Société / Culture

La nomination aux Oscars d'un film inspiré par un fait divers sordide fait polémique

Temps de lecture : 2 min

Le meurtre de James Bulger par deux enfants à peine plus âgés avait bouleversé le monde en 1993.

Leon Hughes incarnant Robert dans le film «Detainment» de Vincent Lambe | Capture écran via vidéo YouTube Detainment (Trailer)
Leon Hughes incarnant Robert dans le film «Detainment» de Vincent Lambe | Capture écran via vidéo YouTube Detainment (Trailer)

Le 12 février 1993, dans un supermarché de Liverpool en Grande-Bretagne, deux jeunes garçons de 10 ans, Jon Venables et Robert Thompson, enlevaient James Bulger, âgé de 2 ans et, après l’avoir torturé, l’assassinaient près d’un canal avec un tuyau en fer. Le fait divers sordide avait bouleversé le monde et gravé dans la mémoire collective la vidéo de surveillance du supermarché où l’on voyait les enfants sortir du magasin.

À l’époque, contenant sa colère, la mère du jeune garçon, Denise Fergus, n’avait pas parlé à la presse, avait refusé de connaître les détails de la mort de son fils et n’avait pas assisté au procès de Venables et Thompson, les deux plus jeunes condamnés pour meurtre en près de 250 ans au Royaume-Uni.

L’année dernière, finalement, elle avouait au Guardian «ne plus avoir d’énergie pour [la colère]».

Pourtant, comme le raconte IndieWire, à l’annonce des nominations aux Oscars mardi 22 janvier 2019, elle n’a pas réussi à la contenir plus longtemps.
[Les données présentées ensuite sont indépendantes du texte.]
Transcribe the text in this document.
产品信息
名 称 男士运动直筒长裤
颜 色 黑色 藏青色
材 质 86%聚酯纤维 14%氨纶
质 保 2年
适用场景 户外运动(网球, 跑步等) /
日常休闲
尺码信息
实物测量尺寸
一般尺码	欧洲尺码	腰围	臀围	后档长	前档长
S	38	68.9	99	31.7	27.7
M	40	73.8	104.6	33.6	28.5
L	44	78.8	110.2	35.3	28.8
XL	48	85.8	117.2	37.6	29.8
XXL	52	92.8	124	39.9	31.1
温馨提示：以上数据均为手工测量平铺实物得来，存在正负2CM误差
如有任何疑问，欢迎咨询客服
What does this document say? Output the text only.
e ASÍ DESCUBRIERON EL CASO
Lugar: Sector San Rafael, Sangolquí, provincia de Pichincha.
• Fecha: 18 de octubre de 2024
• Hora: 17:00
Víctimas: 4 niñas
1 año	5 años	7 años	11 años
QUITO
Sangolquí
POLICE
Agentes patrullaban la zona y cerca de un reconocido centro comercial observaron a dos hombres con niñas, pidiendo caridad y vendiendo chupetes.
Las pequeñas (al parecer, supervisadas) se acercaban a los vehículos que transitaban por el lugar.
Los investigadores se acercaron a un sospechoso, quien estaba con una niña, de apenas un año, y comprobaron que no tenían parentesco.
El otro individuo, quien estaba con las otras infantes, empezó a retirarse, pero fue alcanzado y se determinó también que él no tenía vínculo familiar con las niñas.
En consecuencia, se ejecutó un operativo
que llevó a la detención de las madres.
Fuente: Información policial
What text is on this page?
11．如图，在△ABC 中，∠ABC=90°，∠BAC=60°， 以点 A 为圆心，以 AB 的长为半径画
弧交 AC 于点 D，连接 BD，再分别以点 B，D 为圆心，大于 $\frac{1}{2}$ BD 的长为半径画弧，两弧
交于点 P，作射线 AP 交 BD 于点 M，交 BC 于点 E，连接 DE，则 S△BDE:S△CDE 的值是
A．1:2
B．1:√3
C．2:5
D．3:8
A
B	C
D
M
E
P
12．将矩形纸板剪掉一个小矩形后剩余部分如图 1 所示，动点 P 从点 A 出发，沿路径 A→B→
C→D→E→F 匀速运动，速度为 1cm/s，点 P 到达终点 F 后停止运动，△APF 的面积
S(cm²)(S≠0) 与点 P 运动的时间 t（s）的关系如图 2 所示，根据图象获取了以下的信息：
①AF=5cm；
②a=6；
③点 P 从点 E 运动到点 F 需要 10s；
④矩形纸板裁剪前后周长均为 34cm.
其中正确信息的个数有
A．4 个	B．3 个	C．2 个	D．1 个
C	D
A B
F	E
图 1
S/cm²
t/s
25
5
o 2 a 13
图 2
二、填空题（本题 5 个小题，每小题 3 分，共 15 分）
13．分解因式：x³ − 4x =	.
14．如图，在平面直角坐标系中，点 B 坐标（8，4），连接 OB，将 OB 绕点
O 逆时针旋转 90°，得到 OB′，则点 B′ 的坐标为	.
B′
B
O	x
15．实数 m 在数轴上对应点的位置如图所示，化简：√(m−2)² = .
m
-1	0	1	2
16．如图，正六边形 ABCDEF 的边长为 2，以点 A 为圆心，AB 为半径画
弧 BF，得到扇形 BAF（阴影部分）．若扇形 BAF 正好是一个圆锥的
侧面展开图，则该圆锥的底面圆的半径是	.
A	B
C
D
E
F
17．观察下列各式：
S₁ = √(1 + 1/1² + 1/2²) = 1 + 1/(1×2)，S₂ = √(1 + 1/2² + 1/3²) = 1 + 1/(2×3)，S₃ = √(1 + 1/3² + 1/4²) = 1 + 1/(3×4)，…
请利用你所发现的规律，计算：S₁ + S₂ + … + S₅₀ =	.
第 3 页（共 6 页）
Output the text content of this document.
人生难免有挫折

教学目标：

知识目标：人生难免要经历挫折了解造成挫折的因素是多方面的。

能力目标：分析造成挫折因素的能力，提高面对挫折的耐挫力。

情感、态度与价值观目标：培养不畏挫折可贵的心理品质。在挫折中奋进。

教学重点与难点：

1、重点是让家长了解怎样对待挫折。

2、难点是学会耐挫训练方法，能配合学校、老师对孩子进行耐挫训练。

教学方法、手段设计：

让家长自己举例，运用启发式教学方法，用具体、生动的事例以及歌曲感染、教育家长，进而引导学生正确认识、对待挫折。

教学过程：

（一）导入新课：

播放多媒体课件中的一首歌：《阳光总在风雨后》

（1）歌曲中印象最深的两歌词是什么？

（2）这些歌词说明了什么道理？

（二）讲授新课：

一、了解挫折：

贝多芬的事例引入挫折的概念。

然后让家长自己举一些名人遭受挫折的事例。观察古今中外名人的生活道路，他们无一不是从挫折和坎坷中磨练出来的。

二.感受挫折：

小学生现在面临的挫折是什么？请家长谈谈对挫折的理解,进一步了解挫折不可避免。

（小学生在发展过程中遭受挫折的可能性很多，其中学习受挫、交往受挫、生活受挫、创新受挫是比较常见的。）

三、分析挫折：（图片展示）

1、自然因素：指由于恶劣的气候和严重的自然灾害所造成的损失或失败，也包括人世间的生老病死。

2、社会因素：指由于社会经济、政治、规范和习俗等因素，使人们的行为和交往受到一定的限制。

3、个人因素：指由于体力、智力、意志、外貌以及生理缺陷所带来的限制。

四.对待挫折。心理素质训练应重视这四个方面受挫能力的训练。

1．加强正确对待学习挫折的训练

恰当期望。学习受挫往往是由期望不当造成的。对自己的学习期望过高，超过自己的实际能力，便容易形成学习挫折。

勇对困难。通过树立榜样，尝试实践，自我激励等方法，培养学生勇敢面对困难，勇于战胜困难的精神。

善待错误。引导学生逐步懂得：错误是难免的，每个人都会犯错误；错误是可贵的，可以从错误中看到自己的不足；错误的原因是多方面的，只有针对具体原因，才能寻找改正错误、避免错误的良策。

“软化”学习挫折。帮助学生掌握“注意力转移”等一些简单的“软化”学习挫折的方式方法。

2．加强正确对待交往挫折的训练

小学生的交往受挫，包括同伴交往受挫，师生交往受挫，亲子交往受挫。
Dans la catégorie «meilleur court-métrage en prise de vue réelle» était en effet nommé Detainment, un film de trente minutes écrit, produit et réalisé par l’Irlandais Vincent Lambe mettant en scène mot pour mot les interrogatoires des deux jeunes meurtriers.

Sur Twitter, pour demander à l’Académie d'annuler sa nomination et que le film ne sorte pas en salles, Fergus écrivait que «c’était une chose de faire un film comme celui-ci sans contacter ou obtenir l’autorisation de la famille de James, mais une autre de faire rejouer à un enfant les dernières heures de la vie de James avant qu’il soit brutalement assassiné et nous obliger, moi et ma famille, à revivre cela encore une fois!».

En décembre, James Lambe avait expliqué que son film «n’était pas fait pour excuser [Venables et Thompson] mais qu’en effet il les rendait humain», qu’il ne voulait simplement pas se contenter d’une narration les présentant comme des monstres maléfiques. Quelques jours plus tard, il présentait également ses excuses à la famille Bulger pour ne pas l'avoir consultée et a offert d'offrir un don avec les bénéfices que le film pourrait récolter lors des projections.

L’Académie, elle, n’a, à cette date, fait aucun commentaire suite à la demande de Denise Fergus.